Tuning the 1O2 Oxidation of a Phenol at the Air/Solid Interface of a Nanoparticle: Hydrophobic Surface Increases Oxophilicity.

Although silica surfaces have been used in organic oxidations for the production of peroxides, studies of airborne singlet oxygen at interfaces are limited and have not found widespread advantages. Here, with prenyl phenol-coated silica and delivery of singlet oxygen (1O2) through the gas phase, we uncover significant selectivity for dihydrofuran formation over allylic hydroperoxide formation. The hydrophobic particle causes prenyl phenol to produce an iso-hydroperoxide intermediate with an internally protonated oxygen atom, which leads to dihydrofuran formation as well as O atom transfer.
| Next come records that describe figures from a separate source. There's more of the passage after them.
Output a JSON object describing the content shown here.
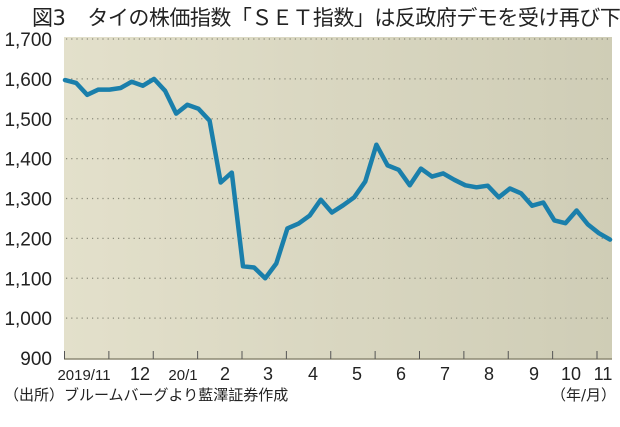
{
  "title": {
    "figure": "図3",
    "text": "タイの株価指数「ＳＥＴ指数」は反政府デモを受け再び下落"
  },
  "source": "（出所）ブルームバーグより藍澤証券作成",
  "unit": "（年/月）",
  "colors": {
    "line": "#1a7fab",
    "plot_bg_left": "#e3e0cb",
    "plot_bg_right": "#cfcdb6",
    "grid": "#8a8a7a"
  },
  "chart_data": {
    "type": "line",
    "title": "タイの株価指数「ＳＥＴ指数」は反政府デモを受け再び下落",
    "xlabel": "（年/月）",
    "ylabel": "",
    "ylim": [
      900,
      1700
    ],
    "yticks": [
      900,
      1000,
      1100,
      1200,
      1300,
      1400,
      1500,
      1600,
      1700
    ],
    "ytick_labels": [
      "900",
      "1,000",
      "1,100",
      "1,200",
      "1,300",
      "1,400",
      "1,500",
      "1,600",
      "1,700"
    ],
    "xtick_labels": [
      "2019/11",
      "12",
      "20/1",
      "2",
      "3",
      "4",
      "5",
      "6",
      "7",
      "8",
      "9",
      "10",
      "11"
    ],
    "grid": true,
    "frequency": "weekly (approx.)",
    "series": [
      {
        "name": "SET指数",
        "values": [
          1597,
          1590,
          1560,
          1573,
          1573,
          1577,
          1593,
          1583,
          1600,
          1570,
          1513,
          1535,
          1525,
          1495,
          1340,
          1365,
          1130,
          1127,
          1100,
          1137,
          1225,
          1237,
          1257,
          1297,
          1265,
          1283,
          1303,
          1343,
          1435,
          1383,
          1372,
          1333,
          1375,
          1355,
          1363,
          1347,
          1333,
          1328,
          1332,
          1303,
          1325,
          1313,
          1282,
          1290,
          1245,
          1238,
          1270,
          1235,
          1213,
          1197
        ]
      }
    ]
  }
}
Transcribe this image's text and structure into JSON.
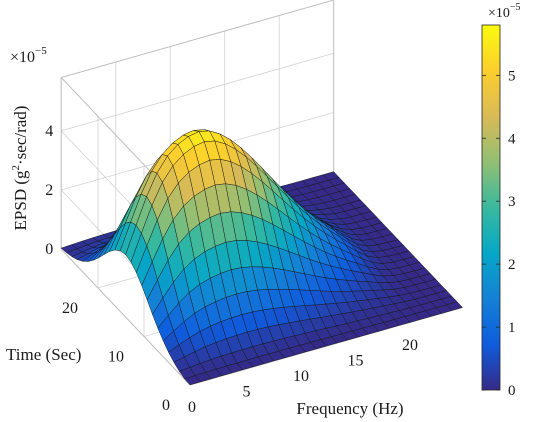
{
  "chart_data": {
    "type": "surface",
    "title": "",
    "xlabel": "Frequency (Hz)",
    "ylabel": "Time (Sec)",
    "zlabel_main": "EPSD (g",
    "zlabel_sup": "2",
    "zlabel_rest": "·sec/rad)",
    "z_exponent_base": "×10",
    "z_exponent_power": "−5",
    "colorbar_exponent_base": "×10",
    "colorbar_exponent_power": "−5",
    "x_ticks": [
      "0",
      "5",
      "10",
      "15",
      "20"
    ],
    "x_tick_values": [
      0,
      5,
      10,
      15,
      20
    ],
    "y_ticks": [
      "0",
      "10",
      "20"
    ],
    "y_tick_values": [
      0,
      10,
      20
    ],
    "z_ticks": [
      "0",
      "2",
      "4"
    ],
    "z_tick_values": [
      0,
      2,
      4
    ],
    "colorbar_ticks": [
      "0",
      "1",
      "2",
      "3",
      "4",
      "5"
    ],
    "colorbar_tick_values": [
      0,
      1,
      2,
      3,
      4,
      5
    ],
    "xlim": [
      0,
      25
    ],
    "ylim": [
      0,
      28
    ],
    "zlim": [
      0,
      5.8
    ],
    "clim": [
      0,
      5.8
    ],
    "colormap": "parula",
    "grid": true,
    "peak": {
      "frequency": 6,
      "time": 14,
      "value": 5.7
    },
    "frequency_decay": 10,
    "time_spread": 7,
    "time_onset": 2,
    "time_onset_width": 0.8,
    "frequency_cutoff": 21,
    "frequency_cutoff_width": 0.8,
    "frequency_onset_width": 1.5
  }
}
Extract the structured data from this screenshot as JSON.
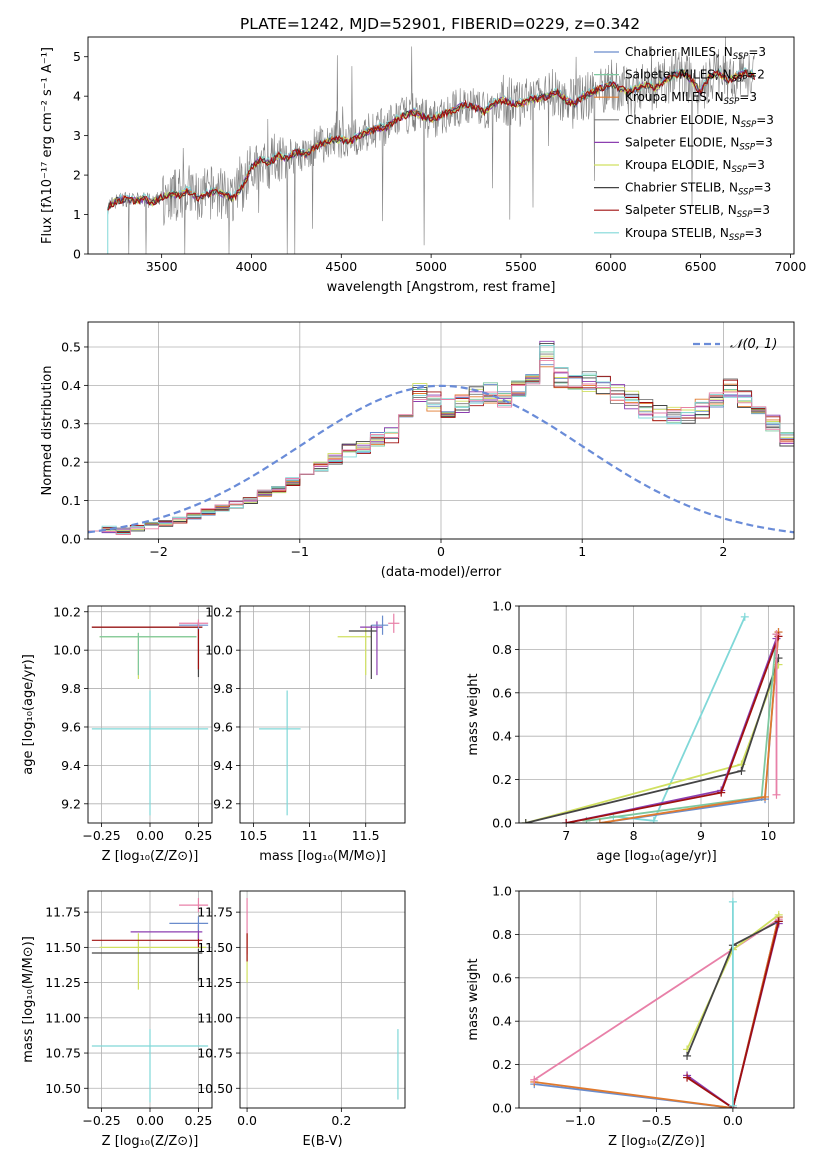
{
  "figure": {
    "title": "PLATE=1242, MJD=52901, FIBERID=0229, z=0.342"
  },
  "palette": {
    "Chabrier MILES": "#6a8ccc",
    "Salpeter MILES": "#7ec8a0",
    "Kroupa MILES": "#e07a2e",
    "Chabrier ELODIE": "#7a7a7a",
    "Salpeter ELODIE": "#8c3fb0",
    "Kroupa ELODIE": "#d0e060",
    "Chabrier STELIB": "#444444",
    "Salpeter STELIB": "#a01010",
    "Kroupa STELIB": "#80d8d8",
    "extra_pink": "#e880a8",
    "normal_curve": "#6a8cd8",
    "data_spectrum": "#808080"
  },
  "chart_data": [
    {
      "id": "spectrum",
      "type": "line",
      "title": "PLATE=1242, MJD=52901, FIBERID=0229, z=0.342",
      "xlabel": "wavelength [Angstrom, rest frame]",
      "ylabel": "Flux [fλ10⁻¹⁷ erg cm⁻² s⁻¹ A⁻¹]",
      "xlim": [
        3090,
        7020
      ],
      "ylim": [
        0,
        5.5
      ],
      "xticks": [
        3500,
        4000,
        4500,
        5000,
        5500,
        6000,
        6500,
        7000
      ],
      "yticks": [
        0,
        1,
        2,
        3,
        4,
        5
      ],
      "grid": false,
      "legend_position": "top-right",
      "data_range": [
        3200,
        6800
      ],
      "model_curve": {
        "x": [
          3200,
          3250,
          3300,
          3350,
          3400,
          3450,
          3500,
          3550,
          3600,
          3650,
          3700,
          3750,
          3800,
          3850,
          3900,
          3950,
          4000,
          4050,
          4100,
          4150,
          4200,
          4250,
          4300,
          4350,
          4400,
          4450,
          4500,
          4550,
          4600,
          4650,
          4700,
          4750,
          4800,
          4850,
          4900,
          4950,
          5000,
          5050,
          5100,
          5150,
          5200,
          5250,
          5300,
          5350,
          5400,
          5450,
          5500,
          5550,
          5600,
          5650,
          5700,
          5750,
          5800,
          5850,
          5900,
          5950,
          6000,
          6050,
          6100,
          6150,
          6200,
          6250,
          6300,
          6350,
          6400,
          6450,
          6500,
          6550,
          6600,
          6650,
          6700,
          6750,
          6800
        ],
        "y": [
          1.2,
          1.35,
          1.4,
          1.35,
          1.4,
          1.3,
          1.45,
          1.5,
          1.5,
          1.6,
          1.4,
          1.5,
          1.6,
          1.5,
          1.4,
          1.7,
          2.2,
          2.4,
          2.3,
          2.5,
          2.4,
          2.6,
          2.5,
          2.7,
          2.8,
          2.9,
          2.9,
          2.85,
          3.0,
          3.1,
          3.2,
          3.2,
          3.4,
          3.5,
          3.6,
          3.5,
          3.4,
          3.5,
          3.6,
          3.7,
          3.8,
          3.7,
          3.6,
          3.8,
          3.9,
          3.8,
          3.8,
          3.9,
          3.95,
          4.0,
          4.1,
          3.9,
          3.8,
          4.0,
          4.1,
          4.2,
          4.3,
          4.2,
          4.1,
          4.2,
          4.3,
          4.2,
          4.4,
          4.5,
          4.6,
          4.4,
          4.1,
          4.5,
          4.6,
          4.4,
          4.5,
          4.6,
          4.5
        ]
      },
      "series": [
        {
          "name": "Chabrier MILES, N_SSP=3",
          "legend_main": "Chabrier MILES, N",
          "legend_sub": "SSP",
          "legend_tail": "=3"
        },
        {
          "name": "Salpeter MILES, N_SSP=2",
          "legend_main": "Salpeter MILES, N",
          "legend_sub": "SSP",
          "legend_tail": "=2"
        },
        {
          "name": "Kroupa MILES, N_SSP=3",
          "legend_main": "Kroupa MILES, N",
          "legend_sub": "SSP",
          "legend_tail": "=3"
        },
        {
          "name": "Chabrier ELODIE, N_SSP=3",
          "legend_main": "Chabrier ELODIE, N",
          "legend_sub": "SSP",
          "legend_tail": "=3"
        },
        {
          "name": "Salpeter ELODIE, N_SSP=3",
          "legend_main": "Salpeter ELODIE, N",
          "legend_sub": "SSP",
          "legend_tail": "=3"
        },
        {
          "name": "Kroupa ELODIE, N_SSP=3",
          "legend_main": "Kroupa ELODIE, N",
          "legend_sub": "SSP",
          "legend_tail": "=3"
        },
        {
          "name": "Chabrier STELIB, N_SSP=3",
          "legend_main": "Chabrier STELIB, N",
          "legend_sub": "SSP",
          "legend_tail": "=3"
        },
        {
          "name": "Salpeter STELIB, N_SSP=3",
          "legend_main": "Salpeter STELIB, N",
          "legend_sub": "SSP",
          "legend_tail": "=3"
        },
        {
          "name": "Kroupa STELIB, N_SSP=3",
          "legend_main": "Kroupa STELIB, N",
          "legend_sub": "SSP",
          "legend_tail": "=3"
        }
      ]
    },
    {
      "id": "residuals",
      "type": "line",
      "xlabel": "(data-model)/error",
      "ylabel": "Normed distribution",
      "xlim": [
        -2.5,
        2.5
      ],
      "ylim": [
        0,
        0.565
      ],
      "xticks": [
        -2,
        -1,
        0,
        1,
        2
      ],
      "yticks": [
        0.0,
        0.1,
        0.2,
        0.3,
        0.4,
        0.5
      ],
      "grid": true,
      "legend_position": "top-right",
      "normal_label": "𝒩(0, 1)",
      "bin_edges_start": -2.5,
      "bin_width": 0.1,
      "base_hist": [
        0.03,
        0.025,
        0.02,
        0.03,
        0.035,
        0.04,
        0.05,
        0.06,
        0.07,
        0.08,
        0.09,
        0.1,
        0.12,
        0.13,
        0.15,
        0.17,
        0.19,
        0.21,
        0.23,
        0.24,
        0.26,
        0.27,
        0.33,
        0.38,
        0.36,
        0.34,
        0.35,
        0.37,
        0.38,
        0.37,
        0.4,
        0.42,
        0.48,
        0.42,
        0.4,
        0.41,
        0.4,
        0.38,
        0.36,
        0.34,
        0.33,
        0.32,
        0.32,
        0.34,
        0.36,
        0.39,
        0.37,
        0.33,
        0.3,
        0.26,
        0.22,
        0.19,
        0.17,
        0.14,
        0.12,
        0.1,
        0.085,
        0.075,
        0.065,
        0.055,
        0.05,
        0.045,
        0.04,
        0.035,
        0.035,
        0.03,
        0.025,
        0.02,
        0.02,
        0.02,
        0.02,
        0.02,
        0.02,
        0.02,
        0.02
      ]
    },
    {
      "id": "age_vs_Z",
      "type": "scatter",
      "xlabel": "Z [log₁₀(Z/Z⊙)]",
      "ylabel": "age  [log₁₀(age/yr)]",
      "xlim": [
        -0.32,
        0.32
      ],
      "ylim": [
        9.1,
        10.23
      ],
      "xticks": [
        -0.25,
        0.0,
        0.25
      ],
      "xticklabels": [
        "−0.25",
        "0.00",
        "0.25"
      ],
      "yticks": [
        9.2,
        9.4,
        9.6,
        9.8,
        10.0,
        10.2
      ],
      "grid": true,
      "points": [
        {
          "x": 0.0,
          "y": 9.59,
          "xerr": [
            0.3,
            0.3
          ],
          "yerr": [
            0.45,
            0.2
          ],
          "color": "#80d8d8"
        },
        {
          "x": -0.06,
          "y": 10.07,
          "xerr": [
            0.2,
            0.3
          ],
          "yerr": [
            0.22,
            0.02
          ],
          "color": "#d0e060"
        },
        {
          "x": -0.06,
          "y": 10.07,
          "xerr": [
            0.2,
            0.3
          ],
          "yerr": [
            0.2,
            0.02
          ],
          "color": "#7ec8a0"
        },
        {
          "x": 0.25,
          "y": 10.12,
          "xerr": [
            0.55,
            0.02
          ],
          "yerr": [
            0.26,
            0.02
          ],
          "color": "#444444"
        },
        {
          "x": 0.25,
          "y": 10.12,
          "xerr": [
            0.55,
            0.02
          ],
          "yerr": [
            0.22,
            0.02
          ],
          "color": "#a01010"
        },
        {
          "x": 0.25,
          "y": 10.13,
          "xerr": [
            0.1,
            0.05
          ],
          "yerr": [
            0.02,
            0.02
          ],
          "color": "#6a8ccc"
        },
        {
          "x": 0.25,
          "y": 10.14,
          "xerr": [
            0.1,
            0.05
          ],
          "yerr": [
            0.02,
            0.02
          ],
          "color": "#e880a8"
        }
      ]
    },
    {
      "id": "age_vs_mass",
      "type": "scatter",
      "xlabel": "mass [log₁₀(M/M⊙)]",
      "ylabel": "",
      "xlim": [
        10.38,
        11.85
      ],
      "ylim": [
        9.1,
        10.23
      ],
      "xticks": [
        10.5,
        11.0,
        11.5
      ],
      "yticks": [
        9.2,
        9.4,
        9.6,
        9.8,
        10.0,
        10.2
      ],
      "grid": true,
      "points": [
        {
          "x": 10.8,
          "y": 9.59,
          "xerr": [
            0.25,
            0.12
          ],
          "yerr": [
            0.45,
            0.2
          ],
          "color": "#80d8d8"
        },
        {
          "x": 11.5,
          "y": 10.07,
          "xerr": [
            0.25,
            0.05
          ],
          "yerr": [
            0.2,
            0.05
          ],
          "color": "#d0e060"
        },
        {
          "x": 11.55,
          "y": 10.1,
          "xerr": [
            0.2,
            0.05
          ],
          "yerr": [
            0.25,
            0.03
          ],
          "color": "#444444"
        },
        {
          "x": 11.6,
          "y": 10.12,
          "xerr": [
            0.15,
            0.05
          ],
          "yerr": [
            0.25,
            0.03
          ],
          "color": "#8c3fb0"
        },
        {
          "x": 11.65,
          "y": 10.13,
          "xerr": [
            0.1,
            0.05
          ],
          "yerr": [
            0.05,
            0.05
          ],
          "color": "#6a8ccc"
        },
        {
          "x": 11.75,
          "y": 10.14,
          "xerr": [
            0.05,
            0.05
          ],
          "yerr": [
            0.05,
            0.05
          ],
          "color": "#e880a8"
        }
      ]
    },
    {
      "id": "weight_vs_age",
      "type": "line",
      "xlabel": "age  [log₁₀(age/yr)]",
      "ylabel": "mass weight",
      "xlim": [
        6.3,
        10.38
      ],
      "ylim": [
        0,
        1.0
      ],
      "xticks": [
        7,
        8,
        9,
        10
      ],
      "yticks": [
        0.0,
        0.2,
        0.4,
        0.6,
        0.8,
        1.0
      ],
      "grid": true,
      "series": [
        {
          "color": "#80d8d8",
          "x": [
            7.7,
            8.3,
            9.65
          ],
          "y": [
            0.03,
            0.01,
            0.95
          ]
        },
        {
          "color": "#d0e060",
          "x": [
            6.4,
            9.6,
            10.15
          ],
          "y": [
            0.0,
            0.27,
            0.73
          ]
        },
        {
          "color": "#444444",
          "x": [
            6.4,
            9.6,
            10.15
          ],
          "y": [
            0.0,
            0.24,
            0.76
          ]
        },
        {
          "color": "#7ec8a0",
          "x": [
            7.3,
            9.9,
            10.12
          ],
          "y": [
            0.01,
            0.12,
            0.87
          ]
        },
        {
          "color": "#6a8ccc",
          "x": [
            7.5,
            9.95,
            10.15
          ],
          "y": [
            0.0,
            0.11,
            0.88
          ]
        },
        {
          "color": "#e07a2e",
          "x": [
            7.5,
            9.95,
            10.15
          ],
          "y": [
            0.0,
            0.12,
            0.88
          ]
        },
        {
          "color": "#8c3fb0",
          "x": [
            7.0,
            9.3,
            10.12
          ],
          "y": [
            0.0,
            0.15,
            0.85
          ]
        },
        {
          "color": "#a01010",
          "x": [
            7.0,
            9.3,
            10.15
          ],
          "y": [
            0.0,
            0.14,
            0.86
          ]
        },
        {
          "color": "#e880a8",
          "x": [
            10.12,
            10.12
          ],
          "y": [
            0.13,
            0.87
          ]
        }
      ]
    },
    {
      "id": "mass_vs_Z",
      "type": "scatter",
      "xlabel": "Z [log₁₀(Z/Z⊙)]",
      "ylabel": "mass [log₁₀(M/M⊙)]",
      "xlim": [
        -0.32,
        0.32
      ],
      "ylim": [
        10.36,
        11.9
      ],
      "xticks": [
        -0.25,
        0.0,
        0.25
      ],
      "xticklabels": [
        "−0.25",
        "0.00",
        "0.25"
      ],
      "yticks": [
        10.5,
        10.75,
        11.0,
        11.25,
        11.5,
        11.75
      ],
      "yticklabels": [
        "10.50",
        "10.75",
        "11.00",
        "11.25",
        "11.50",
        "11.75"
      ],
      "grid": true,
      "points": [
        {
          "x": 0.0,
          "y": 10.8,
          "xerr": [
            0.3,
            0.3
          ],
          "yerr": [
            0.4,
            0.12
          ],
          "color": "#80d8d8"
        },
        {
          "x": -0.06,
          "y": 11.5,
          "xerr": [
            0.2,
            0.35
          ],
          "yerr": [
            0.3,
            0.1
          ],
          "color": "#d0e060"
        },
        {
          "x": 0.25,
          "y": 11.46,
          "xerr": [
            0.55,
            0.02
          ],
          "yerr": [
            0.2,
            0.03
          ],
          "color": "#444444"
        },
        {
          "x": 0.25,
          "y": 11.55,
          "xerr": [
            0.55,
            0.02
          ],
          "yerr": [
            0.05,
            0.05
          ],
          "color": "#a01010"
        },
        {
          "x": 0.25,
          "y": 11.61,
          "xerr": [
            0.35,
            0.02
          ],
          "yerr": [
            0.05,
            0.05
          ],
          "color": "#8c3fb0"
        },
        {
          "x": 0.25,
          "y": 11.67,
          "xerr": [
            0.15,
            0.05
          ],
          "yerr": [
            0.05,
            0.05
          ],
          "color": "#6a8ccc"
        },
        {
          "x": 0.25,
          "y": 11.8,
          "xerr": [
            0.1,
            0.05
          ],
          "yerr": [
            0.05,
            0.05
          ],
          "color": "#e880a8"
        }
      ]
    },
    {
      "id": "mass_vs_ebv",
      "type": "scatter",
      "xlabel": "E(B-V)",
      "ylabel": "",
      "xlim": [
        -0.015,
        0.335
      ],
      "ylim": [
        10.36,
        11.9
      ],
      "xticks": [
        0.0,
        0.2
      ],
      "xticklabels": [
        "0.0",
        "0.2"
      ],
      "yticks": [
        10.5,
        10.75,
        11.0,
        11.25,
        11.5,
        11.75
      ],
      "yticklabels": [
        "10.50",
        "10.75",
        "11.00",
        "11.25",
        "11.50",
        "11.75"
      ],
      "grid": true,
      "points": [
        {
          "x": 0.32,
          "y": 10.7,
          "xerr": [
            0,
            0
          ],
          "yerr": [
            0.28,
            0.22
          ],
          "color": "#80d8d8"
        },
        {
          "x": 0.0,
          "y": 11.4,
          "xerr": [
            0,
            0
          ],
          "yerr": [
            0.15,
            0.2
          ],
          "color": "#d0e060"
        },
        {
          "x": 0.0,
          "y": 11.55,
          "xerr": [
            0,
            0
          ],
          "yerr": [
            0.1,
            0.3
          ],
          "color": "#e880a8"
        },
        {
          "x": 0.0,
          "y": 11.5,
          "xerr": [
            0,
            0
          ],
          "yerr": [
            0.1,
            0.1
          ],
          "color": "#a01010"
        }
      ]
    },
    {
      "id": "weight_vs_Z",
      "type": "line",
      "xlabel": "Z [log₁₀(Z/Z⊙)]",
      "ylabel": "mass weight",
      "xlim": [
        -1.4,
        0.4
      ],
      "ylim": [
        0,
        1.0
      ],
      "xticks": [
        -1.0,
        -0.5,
        0.0
      ],
      "xticklabels": [
        "−1.0",
        "−0.5",
        "0.0"
      ],
      "yticks": [
        0.0,
        0.2,
        0.4,
        0.6,
        0.8,
        1.0
      ],
      "grid": true,
      "series": [
        {
          "color": "#6a8ccc",
          "x": [
            -1.3,
            0.0,
            0.3
          ],
          "y": [
            0.11,
            0.0,
            0.88
          ]
        },
        {
          "color": "#e07a2e",
          "x": [
            -1.3,
            0.0,
            0.3
          ],
          "y": [
            0.12,
            0.0,
            0.88
          ]
        },
        {
          "color": "#e880a8",
          "x": [
            -1.3,
            0.3
          ],
          "y": [
            0.13,
            0.87
          ]
        },
        {
          "color": "#d0e060",
          "x": [
            -0.3,
            0.0,
            0.3
          ],
          "y": [
            0.27,
            0.73,
            0.89
          ]
        },
        {
          "color": "#444444",
          "x": [
            -0.3,
            0.0,
            0.3
          ],
          "y": [
            0.24,
            0.75,
            0.86
          ]
        },
        {
          "color": "#8c3fb0",
          "x": [
            -0.3,
            0.0,
            0.3
          ],
          "y": [
            0.15,
            0.0,
            0.85
          ]
        },
        {
          "color": "#a01010",
          "x": [
            -0.3,
            0.0,
            0.3
          ],
          "y": [
            0.14,
            0.0,
            0.86
          ]
        },
        {
          "color": "#80d8d8",
          "x": [
            0.0,
            0.0
          ],
          "y": [
            0.01,
            0.95
          ]
        }
      ]
    }
  ]
}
In contrast, hydrophilic particles cause prenyl phenol to produce allylic hydroperoxide, due to phenol OH hydrogen bonding with SiOH surface groups. Mechanistic insight is provided by air/nanoparticle interfaces coated with the prenyl phenol, in which product yield was 6-fold greater on the hydrophobic nanoparticles compared to the hydrophilic nanoparticles and total rate constants (ASI-kT) of 1O2 were 13-fold greater on the hydrophobic vs hydrophilic nanoparticles. A slope intersection method was also developed that uses the airborne 1O2 lifetime (τairborne) and surface-associated 1O2 lifetime (τsurf) to quantitate 1O2 transitioning from volatile to non-volatile and surface boundary (surface···1O2). Further mechanistic insights on the selectivity of the reaction of prenyl phenol with 1O2 was provided by density functional theory calculations.